To learn more about his work Angel gives me a very graphic example: Imagine that a doctor observes an MRI of a patient's liver and appreciates a hypointensity. Well, we analyze that image and measure the biomarker you need, as the exact percentage of fat in that liver.

The imaging techniques offered by Quibim are based on two types of modeling, structural and dynamic algorithms. On the one hand, structural modeling allows us to extract volumes, shapes, textures or intensities and quantify these biomarkers very precisely. On the other hand, dynamic models can modify some value or property in the image, such as the passage of time, and in this way, they are able to perform a mathematical model to follow a tumor or any other injury over time.

A few months ago, Quibim's work received the Best Oral Communication Award presented by a partner under the age of 35 at the Congress of the Bone Research and Mineral Metabolism Society (SEIOMM) for the presentation of image processing of the bone structure of bone. a trabecular bone, which you can see in the image above.

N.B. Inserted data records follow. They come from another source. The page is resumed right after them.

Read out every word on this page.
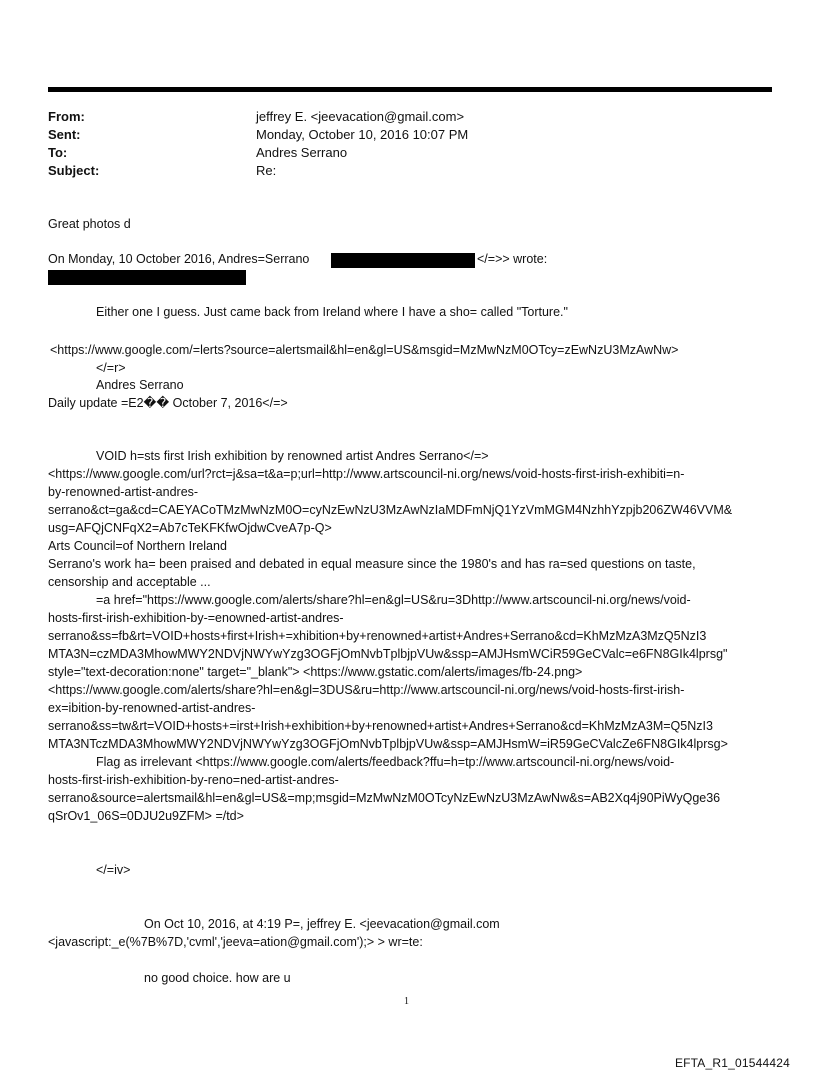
From:	jeffrey E. <jeevacation@gmail.com>
Sent:	Monday, October 10, 2016 10:07 PM
To:	Andres Serrano
Subject:	Re:
Great photos d
On Monday, 10 October 2016, Andres=Serrano	</=>> wrote:
Either one I guess. Just came back from Ireland where I have a sho= called "Torture."
<https://www.google.com/=lerts?source=alertsmail&hl=en&gl=US&msgid=MzMwNzM0OTcy=zEwNzU3MzAwNw>
</=r>
Andres Serrano
Daily update =E2�� October 7, 2016</=>
VOID h=sts first Irish exhibition by renowned artist Andres Serrano</=>
<https://www.google.com/url?rct=j&sa=t&a=p;url=http://www.artscouncil-ni.org/news/void-hosts-first-irish-exhibiti=n-
by-renowned-artist-andres-
serrano&ct=ga&cd=CAEYACoTMzMwNzM0O=cyNzEwNzU3MzAwNzIaMDFmNjQ1YzVmMGM4NzhhYzpjb206ZW46VVM&
usg=AFQjCNFqX2=Ab7cTeKFKfwOjdwCveA7p-Q>
Arts Council=of Northern Ireland
Serrano's work ha= been praised and debated in equal measure since the 1980's and has ra=sed questions on taste,
censorship and acceptable ...
=a href="https://www.google.com/alerts/share?hl=en&gl=US&ru=3Dhttp://www.artscouncil-ni.org/news/void-
hosts-first-irish-exhibition-by-=enowned-artist-andres-
serrano&ss=fb&rt=VOID+hosts+first+Irish+=xhibition+by+renowned+artist+Andres+Serrano&cd=KhMzMzA3MzQ5NzI3
MTA3N=czMDA3MhowMWY2NDVjNWYwYzg3OGFjOmNvbTplbjpVUw&ssp=AMJHsmWCiR59GeCValc=e6FN8GIk4lprsg"
style="text-decoration:none" target="_blank"> <https://www.gstatic.com/alerts/images/fb-24.png>
<https://www.google.com/alerts/share?hl=en&gl=3DUS&ru=http://www.artscouncil-ni.org/news/void-hosts-first-irish-
ex=ibition-by-renowned-artist-andres-
serrano&ss=tw&rt=VOID+hosts+=irst+Irish+exhibition+by+renowned+artist+Andres+Serrano&cd=KhMzMzA3M=Q5NzI3
MTA3NTczMDA3MhowMWY2NDVjNWYwYzg3OGFjOmNvbTplbjpVUw&ssp=AMJHsmW=iR59GeCValcZe6FN8GIk4lprsg>
Flag as irrelevant <https://www.google.com/alerts/feedback?ffu=h=tp://www.artscouncil-ni.org/news/void-
hosts-first-irish-exhibition-by-reno=ned-artist-andres-
serrano&source=alertsmail&hl=en&gl=US&=mp;msgid=MzMwNzM0OTcyNzEwNzU3MzAwNw&s=AB2Xq4j90PiWyQge36
qSrOv1_06S=0DJU2u9ZFM> =/td>
</=iv>
On Oct 10, 2016, at 4:19 P=, jeffrey E. <jeevacation@gmail.com
<javascript:_e(%7B%7D,'cvml','jeeva=ation@gmail.com');> > wr=te:
no good choice. how are u
1
EFTA_R1_01544424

To explain it with simpler words: Architects and engineers know well what the risk of a fracture is, this is not only applicable to materials, metals or beams but is equally important in a bone. Currently, the patient only has densitometry (a measurement of density) and little else ... and that is not enough, we need a microstructural study to know exactly how these beams and pillars of the bone are.

The company was founded in 2012 and currently works with doctors, clinics and especially research teams that develop new drugs and that need to extract from these images precise data of the different biomarkers they are working on.